LASIK is usually more comfortable in the early period. Some dryness, mild irritation, or light sensitivity can occur but tend to be less intense and shorter in duration than after PRK.
Safety Considerations
PRK avoids creating a corneal flap, which eliminates flap-related risks. This can be advantageous for patients who engage in contact sports, military or first responder duties, or occupations with risk of eye impact. Without a flap, there is no chance of flap displacement after trauma. PRK also preserves slightly more corneal tissue, which can be important for thinner corneas or higher prescriptions when tissue conservation matters.

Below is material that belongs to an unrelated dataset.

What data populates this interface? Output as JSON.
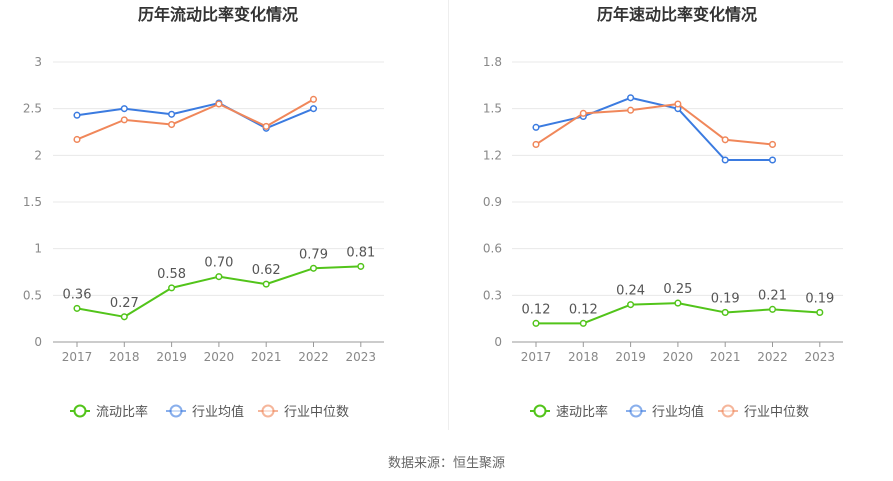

LASIK has an excellent safety record but includes rare flap-related issues such as microfolds, buttonholes, or displacement from significant trauma. These events are uncommon with modern femtosecond lasers and careful technique. LASIK can also induce temporary dry eye symptoms due to corneal nerve disruption from the flap, although most patients improve over time.
Visual Outcomes
Both PRK and LASIK deliver similar long-term visual outcomes for appropriately selected patients. Studies show excellent uncorrected vision with high satisfaction in both groups. The main difference is the pace of recovery, not the final clarity. LASIK tends to achieve stable vision faster, while PRK takes longer to reach the same level.
Candidacy Differences
PRK is often preferred for patients with thinner corneas, irregular surface features, mild epithelial disease, or those at higher risk of eye trauma. It is also considered when corneal measurements suggest that preserving tissue is a priority. Patients with a history of recurrent corneal erosions or certain dry eye patterns may also be better suited to PRK.
LASIK is often chosen by patients who want rapid visual recovery and have adequate corneal thickness and stable prescriptions. It is a strong option for many people with routine refractive errors and healthy ocular surfaces.
Risk of Haze and Dryness
With PRK, there is a small risk of corneal haze during healing, especially in higher prescriptions. Surgeons often use medications during surgery and prescribe drops afterward to reduce this risk. Most haze is mild and temporary.
With LASIK, dry eye symptoms can be more noticeable in the early postoperative period due to the flap affecting corneal nerves. Symptoms typically improve over weeks to months with artificial tears and other supportive treatments. Long-term dryness is uncommon but can occur.